La longue route qui mène de la ville saoudienne de Tabouk à la mer Rouge est déserte. De vastes étendues arides laissent progressivement place à des formations rocheuses. Les fermes bédouines s’étendent sur des steppes clairsemées, où seules quelques touffes d’herbe résistent à la chaleur. Sous un soleil écrasant, des troupeaux de dromadaires apparaissent, guidés par des chameliers, la tête et le visage protégés par leur keffieh. Longtemps, la survie a dépendu de l’élevage nomade et de l’exploitation des ressources marines. Les Bédouins parcouraient le désert en quête de points d’eau. Aujourd’hui, ils se sont installés dans des villages, mais les projets pharaoniques du royaume leur infligent de nouveaux bouleversements. De fait, cette région du nord-ouest de l’Arabie saoudite est au cœur de la transformation économique et urbaine du pays voulue par le prince héritier de 40 ans, M. Mohammed Ben Salman, dit « MBS », fils du roi Salman Ben Abdelaziz Al-Saoud. Baptisée Neom, une nouvelle zone de développement s’étend du golfe d’Akaba jusqu’aux montagnes de l’intérieur, sur 26 500 kilomètres carrés — soit l’équivalent de la Belgique. Le nom, devenu une marque déposée, signifie « nouveau futur » : un pléonasme formé du préfixe grec neo- et de la première lettre du mot moustaqbal, « futur » ou « avenir » en arabe.
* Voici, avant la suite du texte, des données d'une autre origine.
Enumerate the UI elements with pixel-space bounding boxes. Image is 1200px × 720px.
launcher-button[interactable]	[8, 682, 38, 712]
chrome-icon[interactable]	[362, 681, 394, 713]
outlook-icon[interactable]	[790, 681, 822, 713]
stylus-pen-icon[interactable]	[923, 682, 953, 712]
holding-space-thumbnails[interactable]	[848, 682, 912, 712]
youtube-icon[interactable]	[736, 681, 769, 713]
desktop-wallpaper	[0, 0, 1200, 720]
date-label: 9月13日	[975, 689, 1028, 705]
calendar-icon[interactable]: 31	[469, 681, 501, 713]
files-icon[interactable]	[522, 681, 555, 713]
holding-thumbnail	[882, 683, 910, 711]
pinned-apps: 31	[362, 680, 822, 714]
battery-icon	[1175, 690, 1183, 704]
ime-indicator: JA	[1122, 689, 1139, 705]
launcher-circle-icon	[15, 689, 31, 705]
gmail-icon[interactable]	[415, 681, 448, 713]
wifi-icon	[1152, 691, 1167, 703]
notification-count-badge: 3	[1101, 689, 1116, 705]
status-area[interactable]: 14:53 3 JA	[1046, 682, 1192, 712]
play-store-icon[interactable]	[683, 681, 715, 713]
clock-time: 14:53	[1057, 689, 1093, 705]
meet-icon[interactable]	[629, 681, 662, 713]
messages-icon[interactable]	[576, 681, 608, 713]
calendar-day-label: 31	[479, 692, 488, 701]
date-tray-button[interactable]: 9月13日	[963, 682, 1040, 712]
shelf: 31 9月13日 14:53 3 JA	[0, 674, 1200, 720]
Un des plus vastes chantiers du monde

C’est ici que le royaume ambitionne de bâtir une mégapole ultratechnologique au cœur d’un ensemble urbain destiné à dépasser, en matière d’innovation, des villes connectées à l’architecture futuriste comme Songdo en Corée du Sud ou Woven City au Japon. Aéroports, marinas, hôtels de luxe, trains à grande vitesse, tours de verre et d’acier pour accueillir des entreprises et des centres d’affaires, bases logistiques et canaux maritimes : rien n’est censé y manquer.

Pour l’heure, le paysage demeure stérile, des pelleteuses creusent la terre, et des poids lourds vont et (…)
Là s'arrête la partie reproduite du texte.